Penatalaksanaa Prinsip umum pengobatan asma bronchial adalah: 1. Menghilangkan obstruksi jalan nafas dengan segara
7
2. Mengenal dan menghindari faktor-faktor yang dapat mencetuskan serangan asma 3. Memberikan penerangan kepada penderita ataupun keluarganya mengenai penyakit asma, baik pengobatannya maupun tentang
perjalanan
penyakitnya sehingga penderita mengerti tujuan pengobatan yang diberikan dan bekerja sama dengan dokter atau perawat yang merawatnya. Penatalaksanaan dapat dibagi atas penatalaksanaan umum dan khusus. Penatalaksanaan umum meliputi tindakan pendidikan pada penderita serta usaha-usaha menghindari faktor pencetus dan hal lain yang dapat memperberat perjalanan penyakit; sedangkan penatalaksanaan khusus adalah pemberian obat-obatan, terapi inhalasi dan tindakan lain.
Penatalaksanaan umum 1.
Pendidikan terhadap penderita dan keluarga penderita; keluarga perlu mendapat penjelasan tentang penyakit serta faktor-faktor pencetus dan yang memperburuk keadaan, sehingga mereka berperan aktif dalam usaha pencegahan. Juga penjelasan tentang cara pemakaian obat, sehingga pemakaiannya tepat dan benar.
2.
Menghindari faktor pencetus yang bersifat iritasi, seperti debu, gas dan zat kimia.
3.
Menghindari perubahan suhu yang tiba-tiba.
4.
Menghindari kelelahan fisik yang berlebihan terutama pada pendrita exercise-induced asthma (asma yang disebabkan oleh aktivitas atau latihan).
5.
Menghindari atau mengurangi stres dan menstabilkan emosi.
6.
Menghindari zat-zat alergen pada penderita asma ekstrinsik seperti bulu binatang, tepung sari, makanan tertentu dan lainnya.
7.
Menghindari infeksi, karena infeksi terutama di saluran napas bagian atas sering menjadi pencetus asma.
8.
Makanan yang cukup dan bergizi agar daya tahan meningkat; obatobatan sering menimbulkan mual-mual dan menyebabkan berkurangnya nafsu makan.
8
9.
Cairan yang cukup, agar dapat mengencerkan reak atau dahak sehingga mudah dikeluarkan.

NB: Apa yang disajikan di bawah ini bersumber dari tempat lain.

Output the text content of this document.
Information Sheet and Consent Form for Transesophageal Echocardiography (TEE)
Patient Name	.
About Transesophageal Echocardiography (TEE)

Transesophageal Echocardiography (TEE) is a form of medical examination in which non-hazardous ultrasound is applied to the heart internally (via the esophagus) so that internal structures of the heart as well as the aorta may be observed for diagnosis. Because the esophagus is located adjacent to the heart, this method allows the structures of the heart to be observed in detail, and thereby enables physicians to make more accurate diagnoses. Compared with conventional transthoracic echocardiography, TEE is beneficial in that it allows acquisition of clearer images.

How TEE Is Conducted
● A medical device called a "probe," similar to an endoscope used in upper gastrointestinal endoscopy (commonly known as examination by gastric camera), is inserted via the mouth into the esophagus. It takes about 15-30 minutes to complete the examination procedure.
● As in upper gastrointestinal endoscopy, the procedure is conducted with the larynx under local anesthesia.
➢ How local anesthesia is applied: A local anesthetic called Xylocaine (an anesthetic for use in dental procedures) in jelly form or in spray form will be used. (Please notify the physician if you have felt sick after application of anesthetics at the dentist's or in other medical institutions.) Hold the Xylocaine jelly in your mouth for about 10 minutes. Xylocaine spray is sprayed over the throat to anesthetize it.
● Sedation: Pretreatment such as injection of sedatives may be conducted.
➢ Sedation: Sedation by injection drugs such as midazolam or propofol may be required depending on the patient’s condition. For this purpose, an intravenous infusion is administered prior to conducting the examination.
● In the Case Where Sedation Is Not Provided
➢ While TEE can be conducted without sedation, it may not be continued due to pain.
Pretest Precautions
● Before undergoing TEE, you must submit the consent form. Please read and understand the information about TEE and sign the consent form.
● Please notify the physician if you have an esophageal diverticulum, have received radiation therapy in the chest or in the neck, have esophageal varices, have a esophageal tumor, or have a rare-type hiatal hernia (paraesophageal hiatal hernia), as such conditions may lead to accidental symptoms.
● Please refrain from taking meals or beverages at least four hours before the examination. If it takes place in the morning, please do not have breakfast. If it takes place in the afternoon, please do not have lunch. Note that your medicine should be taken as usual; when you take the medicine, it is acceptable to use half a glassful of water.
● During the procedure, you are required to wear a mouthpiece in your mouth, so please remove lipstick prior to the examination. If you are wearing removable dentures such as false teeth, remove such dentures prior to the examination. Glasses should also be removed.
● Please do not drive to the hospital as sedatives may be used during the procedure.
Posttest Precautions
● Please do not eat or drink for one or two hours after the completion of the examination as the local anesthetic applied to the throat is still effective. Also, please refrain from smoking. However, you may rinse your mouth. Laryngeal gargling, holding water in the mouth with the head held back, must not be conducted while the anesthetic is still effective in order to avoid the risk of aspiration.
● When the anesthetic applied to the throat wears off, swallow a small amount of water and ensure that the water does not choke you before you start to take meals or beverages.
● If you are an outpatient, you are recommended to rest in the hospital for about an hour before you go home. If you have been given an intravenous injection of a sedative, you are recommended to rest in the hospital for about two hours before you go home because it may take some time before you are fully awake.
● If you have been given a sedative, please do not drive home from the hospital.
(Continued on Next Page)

10. Imunoterapi dengan jalan desensitisasi, yaitu menyuntikkan ekstrak antigen yang menimbulkan alergi secara berulang-ulang. Ini hanya bermanfaat pada sebagian penderita asma dengan riwayat alergi.
Penatalaksanaan khusus Meliputi pemakaian obat-obatan, terapi respirasi dan usaha rehabilitasi. Obat-obatan a.
Bronkodilator. Obat utama yang mengatasi obstruksi saluran napas adalah bronkodilator, tiga golongan bronkodilator adalah simpatomimetik, antikolinergik dan golongan xanthin. Obat golongan simpatomimetik merupakan bronkodilator utama oleh karena obat ini bekerja merigaktifkan adenilsiklase dengan akibat meningkatnya produksi siklik AMP dan menyebabkan relaksasi otot polos saluran napas. Siklik AMP yang meningkat juga menghambat pelepasan mediator seperti histamin dan SRS-A yang menimbulkan bronkospasme. Obat ini juga meningkatkan kecepatan aliran lendir di trakea. Obat beta stimulan yang bekerja selektif terhadap reseptor beta-2 metaproterenol yaitu beta agonis seperti terbutalin (Bricasma), fenoterol (Berotec), orciprenalin (Alupent), salbutamol (Ventolin, Salbuvene), procaterol (Meptin), dan hexoprenalin (Iprado)l, mempunyai efek bronkodilatasi yang besar serta efek perangsangan kardiak yang minimal.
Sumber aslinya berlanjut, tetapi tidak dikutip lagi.